Self-association of VWF on the surface of activated endothelium provides an efficient surface for the capture of platelets and is at least partially responsible for the microvascular dysfunction seen in several diseases, including diabetes, coronary heart disease, malaria, sepsis, ischemia/reperfusion injury, and the thrombotic microangiopathies, including thrombotic thrombocytopenic purpura. We showed previously that high density lipoprotein (HDL) can prevent VWF self-association (PMID: 26552698) and decided to explore whether other lipoproteins affected the phenomenon.
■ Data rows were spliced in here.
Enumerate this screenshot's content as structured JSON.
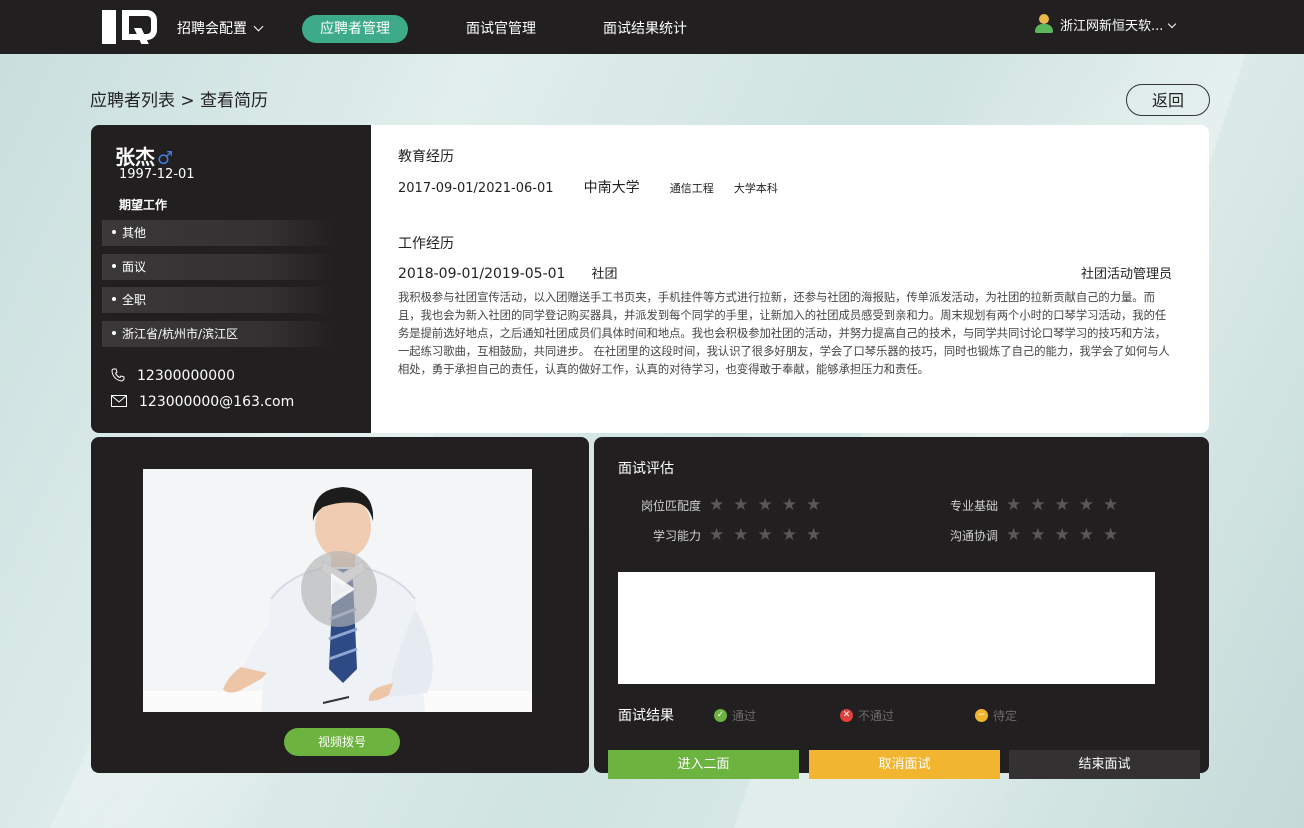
{
  "colors": {
    "nav_bg": "#221f20",
    "accent_green": "#3daa88",
    "pass_green": "#6cb33f",
    "cancel_yellow": "#f1b530",
    "end_dark": "#333132"
  },
  "nav": {
    "items": [
      {
        "label": "招聘会配置"
      },
      {
        "label": "应聘者管理",
        "active": true
      },
      {
        "label": "面试官管理"
      },
      {
        "label": "面试结果统计"
      }
    ],
    "user": "浙江网新恒天软..."
  },
  "breadcrumb": "应聘者列表 > 查看简历",
  "back_label": "返回",
  "profile": {
    "name": "张杰",
    "gender_symbol": "♂",
    "birth": "1997-12-01",
    "expect_label": "期望工作",
    "tags": [
      "其他",
      "面议",
      "全职",
      "浙江省/杭州市/滨江区"
    ],
    "phone": "12300000000",
    "email": "123000000@163.com"
  },
  "education": {
    "title": "教育经历",
    "period": "2017-09-01/2021-06-01",
    "school": "中南大学",
    "major": "通信工程",
    "degree": "大学本科"
  },
  "work": {
    "title": "工作经历",
    "period": "2018-09-01/2019-05-01",
    "org": "社团",
    "role": "社团活动管理员",
    "description": "我积极参与社团宣传活动，以入团赠送手工书页夹，手机挂件等方式进行拉新，还参与社团的海报贴，传单派发活动，为社团的拉新贡献自己的力量。而且，我也会为新入社团的同学登记购买器具，并派发到每个同学的手里，让新加入的社团成员感受到亲和力。周末规划有两个小时的口琴学习活动，我的任务是提前选好地点，之后通知社团成员们具体时间和地点。我也会积极参加社团的活动，并努力提高自己的技术，与同学共同讨论口琴学习的技巧和方法，一起练习歌曲，互相鼓励，共同进步。 在社团里的这段时间，我认识了很多好朋友，学会了口琴乐器的技巧，同时也锻炼了自己的能力，我学会了如何与人相处，勇于承担自己的责任，认真的做好工作，认真的对待学习，也变得敢于奉献，能够承担压力和责任。"
  },
  "video": {
    "dial_label": "视频拨号"
  },
  "evaluation": {
    "title": "面试评估",
    "ratings": [
      {
        "label": "岗位匹配度",
        "stars": 0,
        "max": 5
      },
      {
        "label": "专业基础",
        "stars": 0,
        "max": 5
      },
      {
        "label": "学习能力",
        "stars": 0,
        "max": 5
      },
      {
        "label": "沟通协调",
        "stars": 0,
        "max": 5
      }
    ],
    "notes_value": "",
    "result_label": "面试结果",
    "options": [
      {
        "label": "通过",
        "icon": "check-circle-icon"
      },
      {
        "label": "不通过",
        "icon": "x-circle-icon"
      },
      {
        "label": "待定",
        "icon": "minus-circle-icon"
      }
    ],
    "buttons": {
      "second": "进入二面",
      "cancel": "取消面试",
      "end": "结束面试"
    }
  }
}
Of all the lower density lipoproteins (chylomicrons, VLDL, and LDL) only LDL affected VWF self-association, having the opposite effect as HDL. Vortexing a solution of recombinant VWF (5 μg/ml) for 90 min resulted in complete loss of VWF from the solution by deposition on the wall of the tube. Addition of HDL at increasing concentrations progressively protected VWF in solution, with no VWF lost at 1.3 mg/ml of HDL. At an HDL concentration of 1.2 mg/ml, the addition of LDL at increasing concentrations progressively increased VWF loss, the effect being related to the ratio of LDL to HDL and not the absolute concentration of the lipoprotein particles. Similarly, HDL diminished deposition of VWF in a post-in-channel microfluidic device, whereas LDL markedly potentiated deposition, increasing both the rate and extent of VWF strand formation, demonstrated with a solution of purified VWF and with plasma. The effects of the lipoproteins appeared to be from direct interactions with VWF, as shown by the association of fluorescently labeled HDL and LDL with VWF strands.

Plasma from hypercholesterolemic patients with elevated LDL but equivalent levels of HDL also displayed accelerated VWF accumulation on the microfluidic device, the initial rate of deposition correlating linearly with the LDL level in the plasma.

We evaluated the physiological consequences of the LDL/VWF interaction in mice with molecular imaging ultrasound and contrast enhanced ultrasound. In mice deficient in ADAMTS13 and the LDL receptor fed a high-fat diet for two weeks, the high LDL levels enhanced VWF and platelet adhesion to the myocardial microvasculature, reducing myocardial microvascular perfusion, impairing systolic function, and producing early signs of cardiomyopathy.

Finally, by intravital microscopy of the mesenteric microvasculature of wild-type C57Bl6 stimulated by calcium ionophore to activate endothelial secretion of VWF, preinjection of LDL markedly enhanced the formation of microvascular thrombosis. The intensity of thrombosis exceeded even that seen in similarly treated ADAMTS13-deficient mice that did not receive an LDL infusion, with a greater number of large thrombi being formed and a prolonged time to thrombus resolution (> 20 min in LDL-treated WT mice vs 10 min in ADAMTS13-deficient mice).

In summary, we show that LDL, in addition to its role in cholesterol delivery and atherosclerosis, interacts with the hemostatic system, increasing the efficiency of VWF self-association. Regulation of VWF self-association and therefore platelet adhesion by lipoproteins has some obvious clinical implications. Long term, one would expect that the counterbalancing effects of HDL and LDL on VWF self-association would contribute to the well-known effects of these lipoproteins on the genesis and progression of atherosclerosis, largely a disease of large blood vessels. But the balance between the two lipoproteins is also likely to influence the course of acute and chronic diseases affecting the microcirculation, including the thrombotic microangiopathies.

Disclosures: No relevant conflicts of interest to declare.